Come (e dove) nasce il canottaggio? Conosciuto già dagli antichi romani, una prima forma di canottaggio organizzato nasce a Venezia nel corso del 1300, quando il doge Giovanni Soranzo ufficializza delle gare tra imbarcazioni che da San Marco arrivavano al Lido i balestrieri. Le imbarcazioni erano enormi ai tempi: su ciascuna c’erano 50 uomini. Ancora adesso, la prima domenica di settembre, si celebra la ricorrenza della prima storica gara, avvenuta nel 1315.

E nel resto d’Europa? La prima competizione di cui siamo a conoscenza è avvenuta nel 1715, e si trattava di una gara organizzata da Thomas Bridge, attore, avvenuta attraversando il Tamigi dal London Bridge fino a Chelsea. Nel 1818, poi, studenti di Cambridge e di Oxford fondarono il Leaner Club, la società di canottaggio più antica al mondo. Proprio quei ragazzi furono i fondatori della famosa gara Boat Race.

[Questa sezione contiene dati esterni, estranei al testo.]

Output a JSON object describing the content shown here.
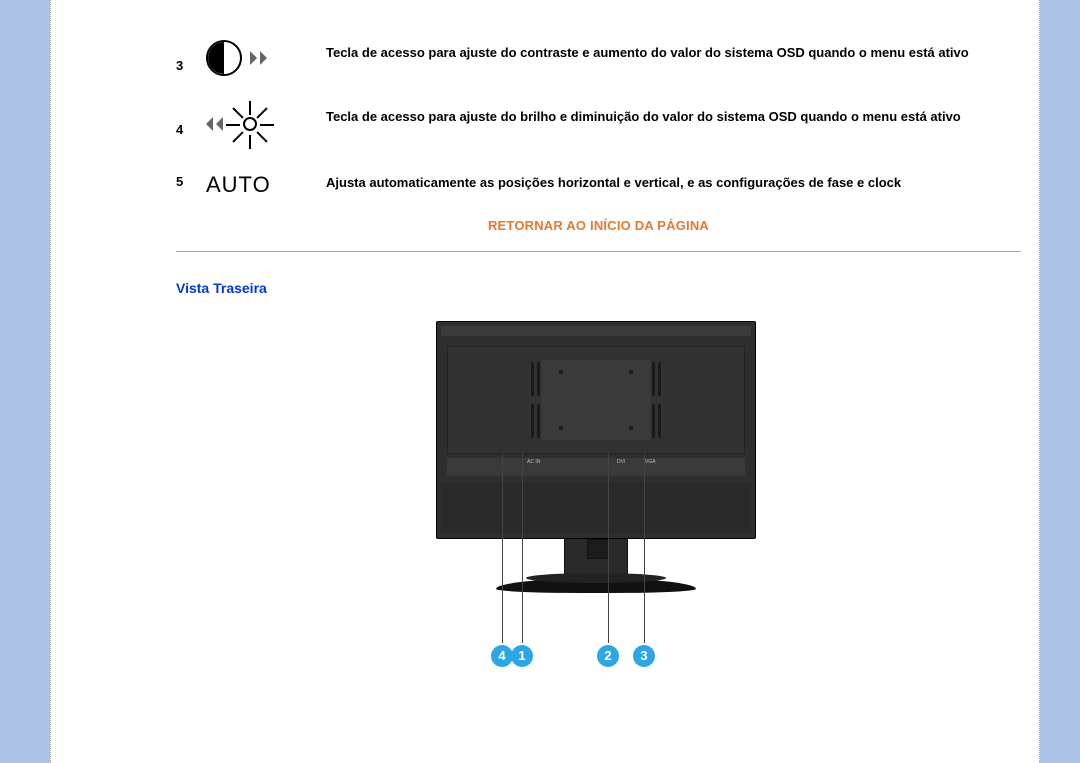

Vittorie “mondiali”: l’Italia è presente cinque volte su sette! Gli italiani sono considerati dei buonissimi canottieri, basti guardare il medagliere degli atleti più titolati di sempre al campionato del mondo. Il nostro Daniele Gilardoni, classe ’76, guida la speciale classifica con ben 13 medaglie vinte al mondiale, di cui 11 ori. Dopo di lui, al secondo e terzo posto, due inglesi, Matthew Pinsent e Steve Redgrave, e l’italiano Franco Sancassani, condividono il secondo posto con 12 medaglie a testa. A quota 11, chiudono la speciale classifica un terzetto tutto tricolore: Francesco Esposito, Giuseppe Di Capua e Andrea Re.

Canottaggio, lo sport per antonomasia delle moderne Olimpiadi. Il fondatore delle Olimpiadi moderne, Pierre de Coubertin, era solito fare canottaggio, proprio per questo motivo questo è lo sport di squadra che è sempre stato inserito nel calendario olimpico, fin dal 1900: il debutto sarebbe dovuto avvenire quattro anni prima, ossia nel 1896, anno della prima Olimpiade moderna, ma non si disputarono le gare per via del maltempo.

Uno sport per veri “gentleman”. Vi siete mai chiesti come mai durante le Olimpiadi, se in ogni sport il podio è più alto a seconda della posizione in classifica, nel canottaggio invece la cerimonia di premiazione è “allo stesso livello”? Si dice avvenga così perché il canottaggio è uno sport per “signori”: è quindi poco elegante mettere i primi tre arrivati su “gradini diversi”.